Eleanora Galasso’s Little Black Book of Rome

8th June 2016

Cook, writer and teacher Eleanora Galasso moved to Rome from Puglia when she was one year old and quickly developed a passion for food that would eventually lead her to study cooking at the city's Ateneo Italiano della Cucina. From 2012, when she was working as a journalist, she started to host cooking classes in venues across Rome which in turn led to her blog and addictive Instagram account that artfully mixes food and la dolce vita and which now has a loyal following of 45K. Her first book As The Romans Do has just been published by Octopus. Here she shares some of her favourite places to eat and drink in her home town.

The aroma of a strong coffee will wake me up. Most Italians rarely consider breakfast a meal; they simply make a quick stop at a café on their way to work, where they drink their coffee standing up, al bar. It’d be hard to imagine Italy without coffee. In fact, you could say caffè is the national breakfast. My all time favorite venue to indulge my breakfast ritual is Bar Pica (Via della Seggiola, 12), a tiny little place tucked into a little alley beside the hustle and bustle of Largo Argentina. They might not speak a word of English, but their crunchy and blissful rice gelato more than makes up for it.

The fragrance of thin, oily pizza bianca will guide me through the morning. The oldest bakery in town, Forno Campo de’ Fiori ( Vicolo del Gallo, 14) displays its fragrant products that are ravenously grabbed by screaming children and impatient nuns at the school break – our own kind of elevenses.

When it comes to matters of the stomach, there’s no such thing as respecting the queue. On any weekday, if you go to Roscioli (Via dei Giubbonari, 21/22) a deli, restaurant and bakery, you will see hungry men and women, young and old, builders and bankers, pushing in front of each other with no apologies: it’s lunchtime warfare. The staff make succulent panini from scratch for customers coming in for a quick lunch between midday and 3pm (yes, that’s the length of a typical lunch break in Italy).

An indescribable mix of burnt wood and tomato sauce will remind me that it’s time for a #foodhappiness break. I like to tuck my napkin in my shirt at Fiaschetteria Beltramme (Via della Croce, 39), a family run restaurant. At its entrance there’s a plaque telling visitors that the restaurant is protected as a place of artistic and historical interest by decree of the Ministry for Culture. Your eyes will be magnetized as a line of nineteenth century fiaschi – traditional wicker-inlaid wine jars – make their appearance on the front scene.

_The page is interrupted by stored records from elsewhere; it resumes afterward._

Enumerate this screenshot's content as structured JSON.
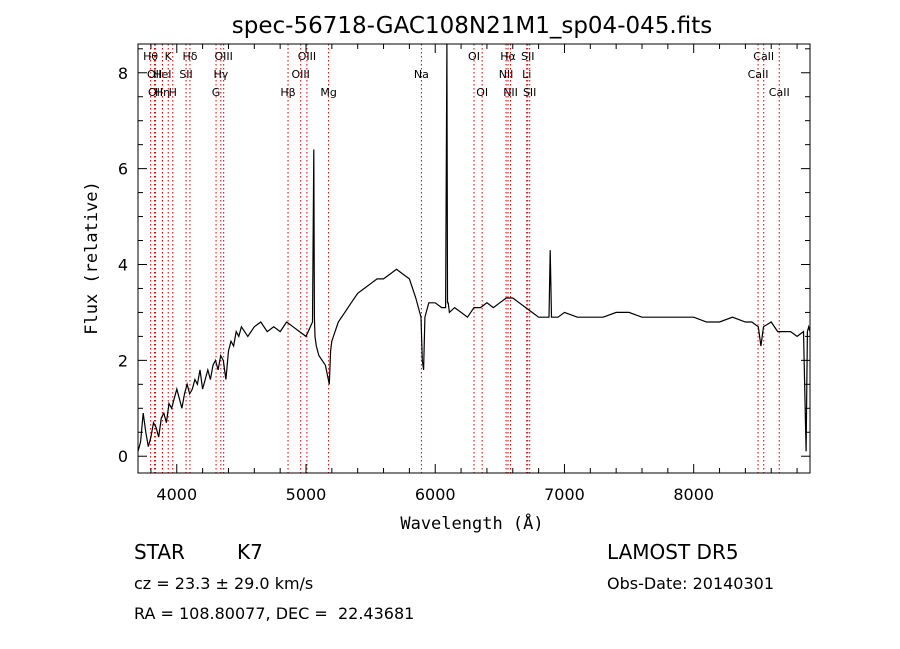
{
  "chart_data": {
    "type": "line",
    "title": "spec-56718-GAC108N21M1_sp04-045.fits",
    "xlabel": "Wavelength (Å)",
    "ylabel": "Flux (relative)",
    "xlim": [
      3700,
      8900
    ],
    "ylim": [
      -0.35,
      8.6
    ],
    "xticks": [
      {
        "v": 4000,
        "label": "4000"
      },
      {
        "v": 5000,
        "label": "5000"
      },
      {
        "v": 6000,
        "label": "6000"
      },
      {
        "v": 7000,
        "label": "7000"
      },
      {
        "v": 8000,
        "label": "8000"
      }
    ],
    "yticks": [
      {
        "v": 0,
        "label": "0"
      },
      {
        "v": 2,
        "label": "2"
      },
      {
        "v": 4,
        "label": "4"
      },
      {
        "v": 6,
        "label": "6"
      },
      {
        "v": 8,
        "label": "8"
      }
    ],
    "grid": false,
    "series": [
      {
        "x": [
          3700,
          3720,
          3740,
          3760,
          3780,
          3800,
          3820,
          3840,
          3860,
          3880,
          3900,
          3920,
          3940,
          3960,
          3980,
          4000,
          4020,
          4040,
          4060,
          4080,
          4100,
          4120,
          4140,
          4160,
          4180,
          4200,
          4220,
          4240,
          4260,
          4280,
          4300,
          4320,
          4340,
          4360,
          4380,
          4400,
          4420,
          4440,
          4460,
          4480,
          4500,
          4550,
          4600,
          4650,
          4700,
          4750,
          4800,
          4850,
          4900,
          4950,
          5000,
          5050,
          5060,
          5065,
          5070,
          5080,
          5100,
          5150,
          5180,
          5190,
          5200,
          5250,
          5300,
          5350,
          5400,
          5450,
          5500,
          5550,
          5600,
          5650,
          5700,
          5750,
          5800,
          5850,
          5890,
          5900,
          5910,
          5920,
          5950,
          6000,
          6050,
          6080,
          6090,
          6095,
          6100,
          6110,
          6150,
          6200,
          6250,
          6300,
          6350,
          6400,
          6450,
          6500,
          6550,
          6600,
          6650,
          6700,
          6750,
          6800,
          6850,
          6880,
          6890,
          6900,
          6910,
          6950,
          7000,
          7100,
          7200,
          7300,
          7400,
          7500,
          7600,
          7700,
          7800,
          7900,
          8000,
          8100,
          8200,
          8300,
          8400,
          8450,
          8500,
          8520,
          8540,
          8600,
          8650,
          8700,
          8750,
          8800,
          8850,
          8870,
          8880,
          8890,
          8900
        ],
        "y": [
          0.1,
          0.3,
          0.9,
          0.5,
          0.2,
          0.4,
          0.7,
          0.6,
          0.4,
          0.8,
          0.9,
          0.7,
          1.1,
          1.0,
          1.2,
          1.4,
          1.2,
          1.0,
          1.3,
          1.5,
          1.3,
          1.4,
          1.6,
          1.5,
          1.8,
          1.4,
          1.6,
          1.8,
          1.6,
          1.9,
          2.0,
          1.8,
          2.1,
          2.0,
          1.6,
          2.2,
          2.4,
          2.3,
          2.6,
          2.5,
          2.7,
          2.5,
          2.7,
          2.8,
          2.6,
          2.7,
          2.6,
          2.8,
          2.7,
          2.6,
          2.5,
          2.8,
          6.4,
          2.9,
          2.5,
          2.3,
          2.1,
          1.9,
          1.5,
          2.2,
          2.4,
          2.8,
          3.0,
          3.2,
          3.4,
          3.5,
          3.6,
          3.7,
          3.7,
          3.8,
          3.9,
          3.8,
          3.7,
          3.3,
          2.9,
          2.0,
          1.8,
          2.9,
          3.2,
          3.2,
          3.1,
          3.1,
          8.6,
          3.2,
          3.2,
          3.0,
          3.1,
          3.0,
          2.9,
          3.1,
          3.1,
          3.2,
          3.1,
          3.2,
          3.3,
          3.3,
          3.2,
          3.1,
          3.0,
          2.9,
          2.9,
          2.9,
          4.3,
          2.9,
          2.9,
          2.9,
          3.0,
          2.9,
          2.9,
          2.9,
          3.0,
          3.0,
          2.9,
          2.9,
          2.9,
          2.9,
          2.9,
          2.8,
          2.8,
          2.9,
          2.8,
          2.8,
          2.7,
          2.3,
          2.7,
          2.8,
          2.6,
          2.6,
          2.6,
          2.5,
          2.6,
          0.1,
          2.6,
          2.7,
          2.6
        ]
      }
    ],
    "lines": [
      {
        "x": 3798,
        "label": "Hθ",
        "row": 0
      },
      {
        "x": 3828,
        "label": "OII",
        "row": 1
      },
      {
        "x": 3836,
        "label": "OII",
        "row": 2
      },
      {
        "x": 3889,
        "label": "Hη",
        "row": 2
      },
      {
        "x": 3934,
        "label": "K",
        "row": 0
      },
      {
        "x": 3889,
        "label": "HeI",
        "row": 1
      },
      {
        "x": 3969,
        "label": "H",
        "row": 2
      },
      {
        "x": 4102,
        "label": "Hδ",
        "row": 0
      },
      {
        "x": 4072,
        "label": "SII",
        "row": 1
      },
      {
        "x": 4341,
        "label": "Hγ",
        "row": 1
      },
      {
        "x": 4304,
        "label": "G",
        "row": 2
      },
      {
        "x": 4363,
        "label": "OIII",
        "row": 0
      },
      {
        "x": 4861,
        "label": "Hβ",
        "row": 2
      },
      {
        "x": 4959,
        "label": "OIII",
        "row": 1
      },
      {
        "x": 5007,
        "label": "OIII",
        "row": 0
      },
      {
        "x": 5175,
        "label": "Mg",
        "row": 2
      },
      {
        "x": 5893,
        "label": "Na",
        "row": 1
      },
      {
        "x": 6300,
        "label": "OI",
        "row": 0
      },
      {
        "x": 6363,
        "label": "OI",
        "row": 2
      },
      {
        "x": 6548,
        "label": "NII",
        "row": 1
      },
      {
        "x": 6563,
        "label": "Hα",
        "row": 0
      },
      {
        "x": 6583,
        "label": "NII",
        "row": 2
      },
      {
        "x": 6708,
        "label": "Li",
        "row": 1
      },
      {
        "x": 6716,
        "label": "SII",
        "row": 0
      },
      {
        "x": 6731,
        "label": "SII",
        "row": 2
      },
      {
        "x": 8498,
        "label": "CaII",
        "row": 1
      },
      {
        "x": 8542,
        "label": "CaII",
        "row": 0
      },
      {
        "x": 8662,
        "label": "CaII",
        "row": 2
      }
    ]
  },
  "info": {
    "class": "STAR",
    "subclass": "K7",
    "survey": "LAMOST DR5",
    "cz": "cz = 23.3 ± 29.0 km/s",
    "obs_date": "Obs-Date: 20140301",
    "coords": "RA = 108.80077, DEC =  22.43681"
  }
}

You don’t need a watch in a city where time is marked by the smells drifting from kitchens and the ringing of church bells. When exploring the Roman way of life, keep your eyes, nose and ears wide open. I love to enjoy my aperitivo time at Bar del Fico (Piazza del Fico) or, if it’s chilly and I’m having friends over indoors, I love to make my lemons filled with tuna cream or my mozzarella in a carriage. We would start drinking and nibbling at about 6 pm, informally preparing dishes for one another in a participatory way, hence you always know when the aperitivo starts but rarely do you know when it ends. For a romantic dinner, I like to stroll around the Via Borgognona and dine at Nino, one of the most established trattorias in town.